Monday, September 12, 2005

Quadrupeds have no birth-pangs

Dr. K.Rohiniprasad

One characteristic that sets humans apart from their evolutionary ancestors is their erect, two-legged locomotion. The other is the process of human pregnancy. The human female is physically incapable of assisting herself or the baby during birth. Assisted labour resulted in surviving and healthier offspring compared to the ancient mammalian pattern of delivering alone. Natural selection probably transformed birth from an individual to a social enterprise. The role and importance of a midwife is perhaps almost as old as bipedal walk. These women were an invaluable and established part of human society.

As humans evolved from quadrupeds to bipeds, the process of giving birth evolved from a private to a social process. This could have been a link between the biological and sociological evolution. Bipedal walk gradually made the pelvis and the birth canal of human females much narrower than that of other primates. Therefore childbirth became physically more painful.

The growth of brain and cranial size among hominids added to the difficulty of labour and delivery. The human brain triples in size between birth and adulthood, whereas the brain of other primates only doubles. The human brain keeps growing at the embryonic rate for one year after birth. It can be said that human babies are born 'early' before the head grows too large and results in the death of the mother. Compared to, say, chimpanzees, young humans are born in an earlier stage of development relative to their adult selves although the length of pregnancy is nearly the same.

Two-legged walking brought about revolutionary changes in the evolution of hands. Freed from occasional help in walking and running, hands and fingers gradually developed specialized functions like tool making. Apart from helping early humans to survive against hunger and physical danger, the process of hand manipulation resulted in unprecedented expansion in certain areas of the cortex. As a result children were born with much larger heads.

As social evolution progressed, man began to control food sources through farming. Human societies became less mobile and new types of staple food became part of their diet. Increased consumption of food rich in carbohydrate, decreased mobility, and nursing at infrequent intervals enabled women to conceive within 10-15 months of the last birth. Food in the form of cereal grains and milk from domesticated animals helped to wean infants from breast-feeding earlier than ever before. This ultimately reduced the birth interval to about 2 years resulting in population growth and more social evolution. It is said that the birth and care of the young accelerated community living and social organization among early human settlements.

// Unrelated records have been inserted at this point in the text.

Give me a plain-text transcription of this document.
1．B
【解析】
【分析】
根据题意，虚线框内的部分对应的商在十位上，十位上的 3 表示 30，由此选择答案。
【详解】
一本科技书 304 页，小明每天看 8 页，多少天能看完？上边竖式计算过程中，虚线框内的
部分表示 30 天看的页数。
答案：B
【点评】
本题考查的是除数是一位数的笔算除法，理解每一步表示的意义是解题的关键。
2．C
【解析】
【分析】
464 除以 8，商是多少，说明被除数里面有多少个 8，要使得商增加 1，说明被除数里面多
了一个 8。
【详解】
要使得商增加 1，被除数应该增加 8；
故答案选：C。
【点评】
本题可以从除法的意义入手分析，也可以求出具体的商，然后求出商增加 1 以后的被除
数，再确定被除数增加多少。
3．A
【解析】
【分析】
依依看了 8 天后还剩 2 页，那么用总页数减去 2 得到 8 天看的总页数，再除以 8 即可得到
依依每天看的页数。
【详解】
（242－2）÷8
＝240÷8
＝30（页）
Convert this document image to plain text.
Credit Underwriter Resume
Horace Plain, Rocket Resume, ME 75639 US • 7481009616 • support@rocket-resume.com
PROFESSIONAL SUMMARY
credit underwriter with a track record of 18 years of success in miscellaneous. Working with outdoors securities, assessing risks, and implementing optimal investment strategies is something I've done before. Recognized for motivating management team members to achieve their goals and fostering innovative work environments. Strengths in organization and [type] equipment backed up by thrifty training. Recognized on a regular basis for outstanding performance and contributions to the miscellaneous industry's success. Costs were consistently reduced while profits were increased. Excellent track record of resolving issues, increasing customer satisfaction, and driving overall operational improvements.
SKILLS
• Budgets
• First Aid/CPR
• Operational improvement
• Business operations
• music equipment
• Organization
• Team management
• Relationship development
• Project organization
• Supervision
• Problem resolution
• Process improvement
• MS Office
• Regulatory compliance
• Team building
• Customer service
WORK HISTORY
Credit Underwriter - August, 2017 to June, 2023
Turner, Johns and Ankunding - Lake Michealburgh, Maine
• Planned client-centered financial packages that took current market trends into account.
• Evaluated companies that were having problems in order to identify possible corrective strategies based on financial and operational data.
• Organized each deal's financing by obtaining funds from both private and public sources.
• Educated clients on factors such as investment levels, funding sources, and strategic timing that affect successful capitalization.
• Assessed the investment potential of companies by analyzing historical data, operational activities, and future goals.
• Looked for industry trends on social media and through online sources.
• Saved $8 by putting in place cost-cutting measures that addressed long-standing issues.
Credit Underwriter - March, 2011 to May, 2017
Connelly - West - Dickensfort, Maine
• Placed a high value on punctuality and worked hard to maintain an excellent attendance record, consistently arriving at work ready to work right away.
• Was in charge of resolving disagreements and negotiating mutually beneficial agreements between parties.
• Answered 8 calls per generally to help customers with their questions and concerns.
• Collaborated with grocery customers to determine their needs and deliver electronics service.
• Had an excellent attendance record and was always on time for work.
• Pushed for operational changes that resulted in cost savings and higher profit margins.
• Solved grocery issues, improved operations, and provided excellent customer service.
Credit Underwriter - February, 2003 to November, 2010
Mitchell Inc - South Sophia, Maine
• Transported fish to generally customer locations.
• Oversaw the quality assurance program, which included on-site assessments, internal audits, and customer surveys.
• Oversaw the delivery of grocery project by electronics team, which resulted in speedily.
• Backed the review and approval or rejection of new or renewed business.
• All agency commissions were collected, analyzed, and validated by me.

As the success of human birth and the ability to conceive more frequently in a lifetime became greater, the obstacles to two-legged walk were surmounted more easily. Increased birth rates meant increased variation, providing a larger pool of genetic traits to be selected for or against. Early humans used their intelligence to compensate for deficiencies in speed and agility. Birth evolved from a private to a social process in order to increase the rates of survival for both mother and child. With time, this socialization led to the development of various techniques and technologies capable of compensating for the physical limitations on birth in bipeds.

With changing times, the growth in the size of the human brain will be inevitable and the process of birth is bound to get more difficult. The development of more effective medicines for pain, use of tools such as forceps and other methods during delivery tend to reduce this trauma. It is therefore not surprising that caesarean section has become a viable option and is more common today.